Кузовин видел при старых дворах и дур, и шутов, но таких выродков, такого унижения он не мог себе даже представить.

Одна из дур, хотя на ее безобразном калмыцком лице было несомненное выражение если не ума, то хитрости, бросилась вперед и визгливо закричала:

— Вон, холопы, не дам моего князюшку, моего суженого забижать!..

Кругом смеялись.

— Чего лезешь, непотребная образина, — крикнула она и со всей силы ударила прямо в лицо ногой большеголового безобразного карлика с мутными глазами и отвислой нижней губой. Тот вскрикнул и упал на спину, при своем падении он больно ударил головой стоявшего за ним, тот, в свою очередь, ушиб третьего, третий, не разбивая, хватил по уху своего соседа, тот в исступлении вцепился какой-то дуре в волосы, и завязалась общая свалка. Несчастные уроды кусались, царапались, рычали, визжали.

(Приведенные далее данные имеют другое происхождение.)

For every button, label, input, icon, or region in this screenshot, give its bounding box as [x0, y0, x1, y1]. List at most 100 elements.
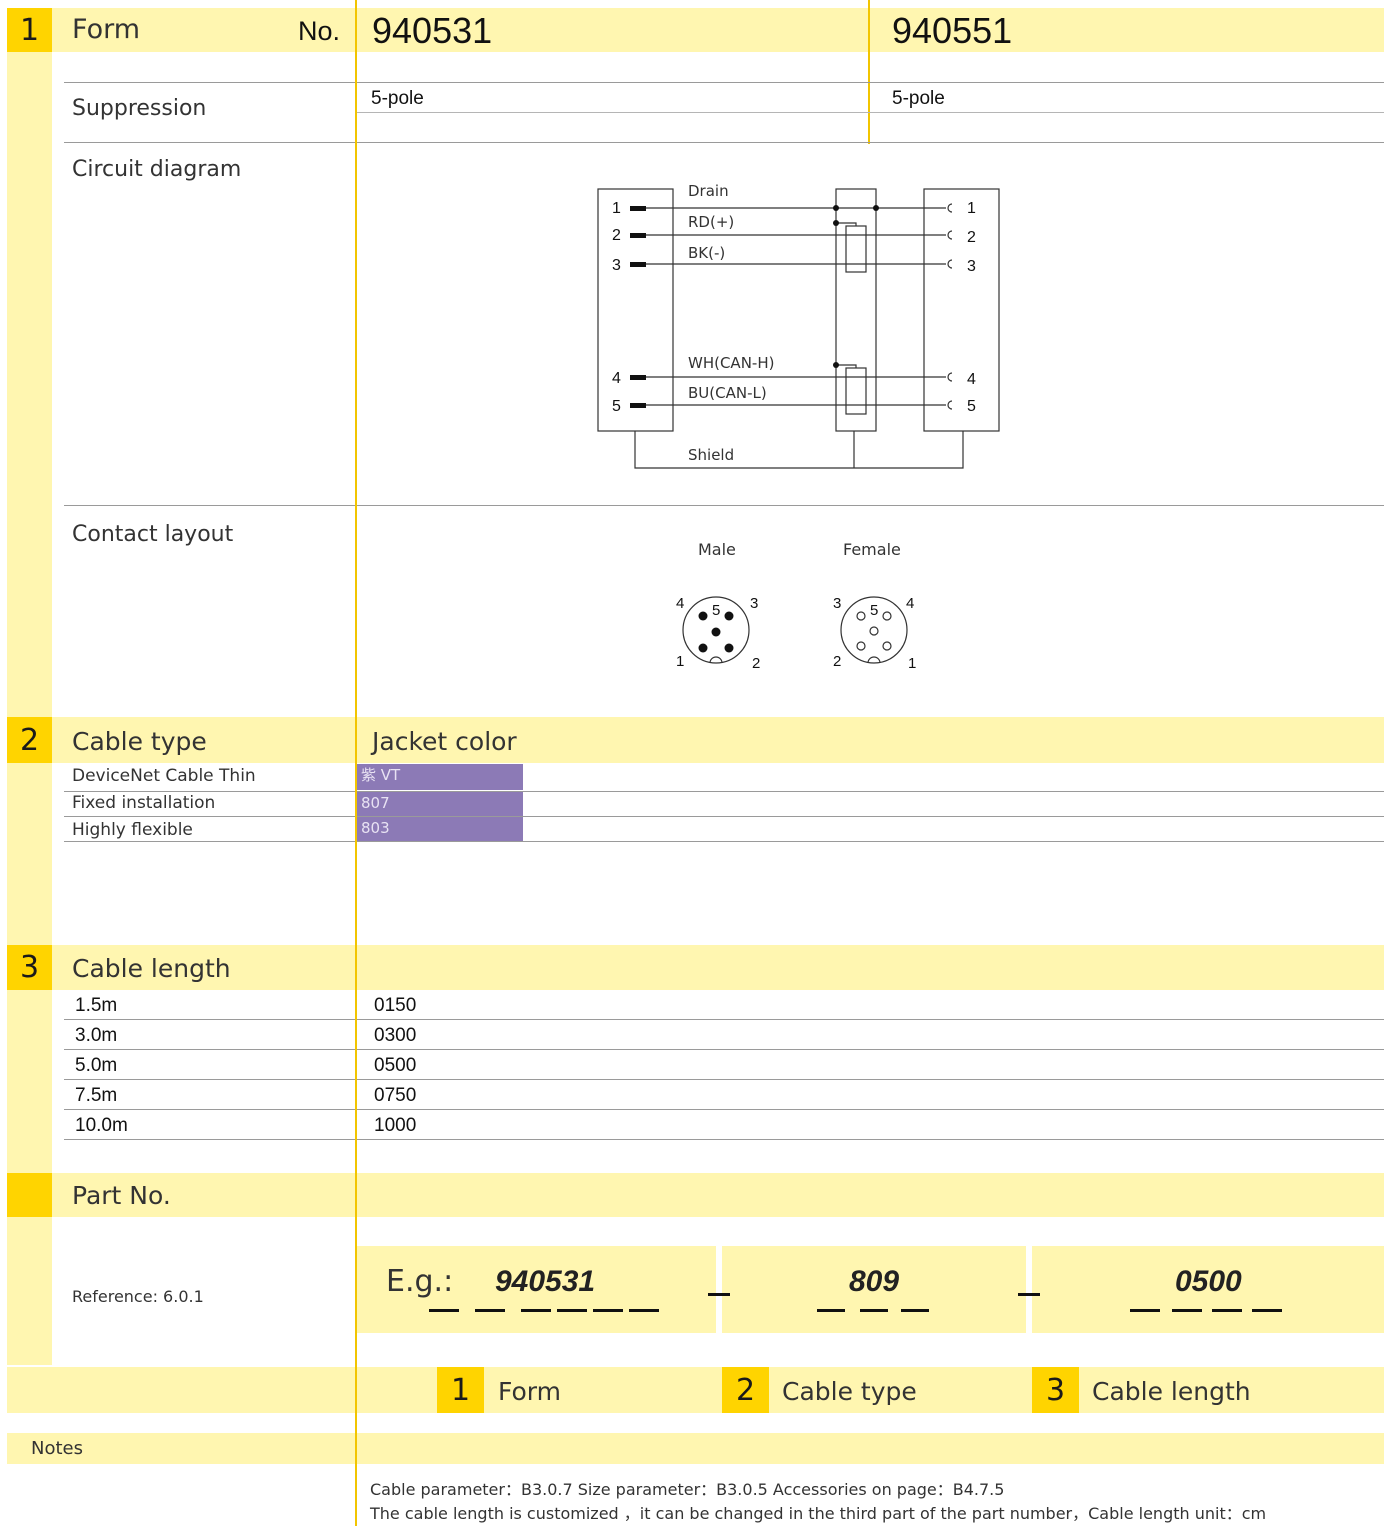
digit-placeholder [1252, 1309, 1282, 1312]
female-pin: 4 [906, 595, 914, 612]
left-spine [7, 8, 52, 1365]
contact-layout-diagram: 4 5 3 1 2 3 5 4 2 1 [676, 595, 916, 672]
column-divider-line [868, 0, 870, 144]
digit-placeholder [1130, 1309, 1160, 1312]
notes-title: Notes [31, 1438, 83, 1459]
separator-dash [1018, 1293, 1040, 1296]
right-pin: 2 [967, 229, 976, 246]
digit-placeholder [475, 1309, 505, 1312]
male-pin: 1 [676, 653, 684, 670]
digit-placeholder [901, 1309, 929, 1312]
no-label: No. [298, 16, 341, 46]
female-pin: 5 [870, 602, 878, 619]
jacket-color-swatch: 紫 VT [357, 764, 523, 790]
divider [64, 791, 1384, 792]
legend-label: Form [498, 1377, 561, 1406]
length-code: 0150 [374, 995, 417, 1016]
section2-number: 2 [7, 717, 52, 763]
part-no-segment-3: 0500 [1175, 1265, 1242, 1298]
length-code: 0300 [374, 1025, 417, 1046]
length-label: 1.5m [75, 995, 118, 1016]
legend-label: Cable type [782, 1377, 917, 1406]
main-divider-line-overlay [355, 0, 357, 1526]
right-pin: 5 [967, 398, 976, 415]
wire-label-bu: BU(CAN-L) [688, 384, 767, 402]
wire-label-shield: Shield [688, 446, 734, 464]
divider [64, 505, 1384, 506]
divider [64, 1079, 1384, 1080]
male-pin: 5 [712, 602, 720, 619]
legend-number: 3 [1032, 1367, 1079, 1413]
female-pin: 2 [833, 653, 841, 670]
male-pin: 2 [752, 655, 760, 672]
section1-title: Form [72, 14, 141, 45]
right-pin: 1 [967, 200, 976, 217]
legend-number: 1 [437, 1367, 484, 1413]
divider [64, 816, 1384, 817]
part-no-segment-2: 809 [849, 1265, 900, 1298]
part-no-segment-1: 940531 [495, 1265, 596, 1298]
divider [64, 841, 1384, 842]
wire-label-drain: Drain [688, 182, 729, 200]
part-no-title: Part No. [72, 1181, 171, 1210]
length-label: 10.0m [75, 1115, 128, 1136]
male-pin: 4 [676, 595, 684, 612]
divider [64, 142, 1384, 143]
section2-header-band [7, 717, 1384, 763]
left-pin: 2 [612, 227, 621, 244]
cable-type-row-label: Highly flexible [72, 820, 193, 840]
suppression-b: 5-pole [892, 88, 945, 109]
legend-number: 2 [722, 1367, 769, 1413]
length-code: 1000 [374, 1115, 417, 1136]
divider [64, 1049, 1384, 1050]
digit-placeholder [557, 1309, 587, 1312]
jacket-color-swatch: 803 [357, 817, 523, 841]
part-no-header-band [7, 1173, 1384, 1217]
right-pin: 3 [967, 258, 976, 275]
notes-band [7, 1433, 1384, 1464]
digit-placeholder [1212, 1309, 1242, 1312]
cable-type-row-label: DeviceNet Cable Thin [72, 766, 256, 786]
section3-number: 3 [7, 945, 52, 990]
digit-placeholder [629, 1309, 659, 1312]
suppression-label: Suppression [72, 96, 207, 121]
left-pin: 5 [612, 398, 621, 415]
length-label: 5.0m [75, 1055, 118, 1076]
length-code: 0750 [374, 1085, 417, 1106]
example-label: E.g.: [386, 1264, 454, 1299]
section3-title: Cable length [72, 954, 231, 983]
divider [64, 1109, 1384, 1110]
divider [64, 1019, 1384, 1020]
left-pin: 1 [612, 200, 621, 217]
right-pin: 4 [967, 371, 976, 388]
wire-label-bk: BK(-) [688, 244, 725, 262]
part-number-b: 940551 [892, 10, 1013, 51]
female-pin: 1 [908, 655, 916, 672]
wire-label-wh: WH(CAN-H) [688, 354, 774, 372]
divider [64, 82, 1384, 83]
male-label: Male [698, 540, 736, 559]
left-pin: 3 [612, 257, 621, 274]
digit-placeholder [593, 1309, 623, 1312]
part-number-a: 940531 [372, 10, 493, 51]
digit-placeholder [860, 1309, 888, 1312]
divider [356, 112, 1384, 113]
wire-label-rd: RD(+) [688, 213, 734, 231]
female-pin: 3 [833, 595, 841, 612]
jacket-color-swatch: 807 [357, 792, 523, 816]
reference-text: Reference: 6.0.1 [72, 1287, 204, 1306]
part-no-marker [7, 1173, 52, 1217]
notes-line-2: The cable length is customized ，it can b… [370, 1504, 1267, 1523]
male-pin: 3 [750, 595, 758, 612]
length-label: 3.0m [75, 1025, 118, 1046]
section1-header-band [7, 8, 1384, 52]
jacket-color-header: Jacket color [372, 727, 517, 756]
digit-placeholder [817, 1309, 845, 1312]
digit-placeholder [1172, 1309, 1202, 1312]
divider [64, 1139, 1384, 1140]
female-label: Female [843, 540, 901, 559]
separator-dash [708, 1293, 730, 1296]
length-label: 7.5m [75, 1085, 118, 1106]
circuit-diagram: 1 2 3 4 5 1 2 3 4 5 Drain RD(+) BK(-) WH… [597, 182, 1000, 469]
contact-layout-label: Contact layout [72, 522, 234, 547]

Окружавшие весело хохотали.

Наконец, когда шум свалки достиг таких размеров, что, чего доброго, мог даже донестись до церкви, двое или трое придворных начали разгонять уродов палками, не стесняясь, колотя по чем попало.

Испуганные уроды с визгом и криком опять расползлись по своим щелям и скрылись. Некоторые спрятались за печки, один залез в камин. Человек-курица сидел на лукошке и потирал нос, из которого капала кровь.

— Каждый раз такая баталия, — проговорил, обращаясь к изумленному Кузовину, с веселой улыбкой молодой офицер в красной форме Измайловского полка.

— Очам своим не верю, — ответил старый стольник. — Да как же они осмеливаются на сие, когда здесь сейчас будет государыня?

Молодой офицер с веселой усмешкой взглянул на старика.

— Вы, сударь, не в первый ли раз здесь? — спросил он.

— Впервые, — угрюмо ответил боярин.

— Ну, оно и видно, — отозвался офицер, — сама государыня любит их потеху.

— А кто же это будет в лукошке? Образ человеческий потерял, смотреть скверно… Воистину положи меня! — произнес он.

— В лукошке-то, — весело ответил офицер, — да князь Михаил Алексеевич Голицын…

— Как? — переспросил Кузовин.

— Князь Михаил Алексеевич Голицын, — повторил офицер.

— Князь Голицын, Михаил, не может быть того! — взволнованно проговорил Кузовин.

Офицер с удивлением посмотрел на него.

— Как не может быть? — воскликнул он. — А тот, что бил его по голове, граф Алексей Петрович Апраксин, племянник адмирала Федора Матвеича, он зять Голицына, тоже шут, — беззаботно продолжал офицер, — а вон посмотрите в уголок.

Кузовин взглянул и увидел человека тоже в шутовском костюме, пожилого, с измученным, истощенным лицом, с глубоко впавшими глазами. Этот человек сидел прямо на полу и держал на руках прехорошенькую маленькую левретку.

— А это князь Никита Федорович Волконский, — закончил молодой офицер.

Но последние сведения о графе Апраксине и князе Волконском не произвели на старого боярина такого впечатления, как рассказ о князе Голицыне.

— Князь Голицын, Михаил, не сын ли он пермского наместника, князя Алексея Васильевича? — спросил он.